The broader market context adds pressure. The transcript points to xAI’s Gro as the current top model in a betting-market sense, with OpenAI still favored by the end of 2025 but with declining odds. That matters because OpenAI is portrayed as moving toward a for-profit structure that depends on sustaining a massive valuation while spending heavily on scaling. The transcript also references ongoing calls from tech leaders to regulate or stop training large models, and it criticizes the launch optics—Sam Altman allegedly sent interns to demo the system rather than appearing personally.
Finally, the transcript argues that the industry may be heading toward a “sigmoid of sorrow” rather than a singularity: impressive tools, but no sudden leap to artificial superintelligence.
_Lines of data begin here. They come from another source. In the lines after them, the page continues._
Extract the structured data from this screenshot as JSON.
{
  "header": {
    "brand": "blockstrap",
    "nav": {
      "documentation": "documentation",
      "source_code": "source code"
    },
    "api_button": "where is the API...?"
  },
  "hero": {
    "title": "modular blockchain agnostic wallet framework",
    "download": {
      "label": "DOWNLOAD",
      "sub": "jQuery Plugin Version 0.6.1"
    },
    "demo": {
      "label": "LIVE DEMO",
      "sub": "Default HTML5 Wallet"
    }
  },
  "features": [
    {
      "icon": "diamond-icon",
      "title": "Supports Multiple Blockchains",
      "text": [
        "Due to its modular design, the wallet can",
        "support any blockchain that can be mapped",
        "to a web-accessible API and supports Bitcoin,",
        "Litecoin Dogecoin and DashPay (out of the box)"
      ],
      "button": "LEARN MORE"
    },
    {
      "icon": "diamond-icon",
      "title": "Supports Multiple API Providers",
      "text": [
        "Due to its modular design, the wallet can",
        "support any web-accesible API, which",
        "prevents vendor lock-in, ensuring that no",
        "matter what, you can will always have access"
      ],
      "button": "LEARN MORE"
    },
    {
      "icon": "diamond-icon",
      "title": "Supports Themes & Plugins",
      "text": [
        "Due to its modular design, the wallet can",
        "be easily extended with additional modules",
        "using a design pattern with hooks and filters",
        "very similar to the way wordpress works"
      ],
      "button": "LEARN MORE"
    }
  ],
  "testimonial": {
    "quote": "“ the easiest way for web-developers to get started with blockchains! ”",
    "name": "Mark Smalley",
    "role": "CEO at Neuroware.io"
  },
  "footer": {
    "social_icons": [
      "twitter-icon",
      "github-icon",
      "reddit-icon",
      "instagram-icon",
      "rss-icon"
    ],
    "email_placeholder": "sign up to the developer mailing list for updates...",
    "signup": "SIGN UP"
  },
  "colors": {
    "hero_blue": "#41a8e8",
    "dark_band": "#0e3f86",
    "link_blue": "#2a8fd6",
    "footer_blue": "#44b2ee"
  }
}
The most optimistic takeaway is narrower and practical—AI coding assistants are already powerful for real programmers, and the “plateau” is good news for students learning fundamentals. The overall verdict is that GPT-4.5 is a competent chat model, but not a benchmark-shattering advance commensurate with its cost and hype.
Cornell Notes
GPT-4.5 is presented as an expensive, hype-light upgrade that leans on subjective “vibes” and a new creativity-oriented “Vibes Benchmark” rather than clear benchmark dominance. Pricing is described as extremely high—$75 per million input tokens and $150 per million output tokens—with access limited to $200-per-month Pro users. In demos, the model still makes silly factual mistakes, misstates its own training cutoff, and shows weak performance on coding-focused evaluations like the AER polyglot coding benchmark. The transcript frames this as a broader market signal: xAI’s Gro is viewed as leading in betting-market terms, while OpenAI’s odds decline despite heavy investment. The practical conclusion is that AI coding tools help, but they don’t replace the need for real programming skill.
Why does GPT-4.5’s pricing become a central part of the criticism?
What is the “Vibes Benchmark,” and how does the demo performance affect its credibility?
What factual and self-referential mistakes are highlighted?
How does GPT-4.5 fare on coding benchmarks compared with alternatives?
What market and business pressures are mentioned, and why do they matter?
What does the transcript suggest about the path toward artificial superintelligence?
Review Questions
- What pricing details are cited for GPT-4.5, and how do they shape expectations for benchmark performance?
- Which specific demo failures (including self-referential claims) are used to challenge the “vibes” narrative?
- How does the transcript compare GPT-4.5’s coding performance and cost against DeepSeek and other alternatives like Gro or deep-thinking models?
Key Points
- 1
GPT-4.5 is portrayed as extremely expensive, with pricing cited at $75 per million input tokens and $150 per million output tokens, and access limited to $200-per-month Pro users.
- 2
The launch emphasis on subjective “vibes” and a “Vibes Benchmark” is challenged by reported demo errors and factual inconsistencies.
- 3
Reported self-referential issues include claiming a training cutoff of October 2023 and lacking coherent awareness of what GPT-4.5 is.
- 4
Coding performance is framed as weaker than “deep thinking” models and particularly poor on the AER polyglot coding benchmark relative to cost.
- 5
Market sentiment is said to favor xAI’s Gro at present, while OpenAI’s odds are described as declining despite continued investment.
- 6
The transcript argues the industry may be moving toward a plateau rather than a singularity, with AI tools improving but not delivering sudden superintelligence.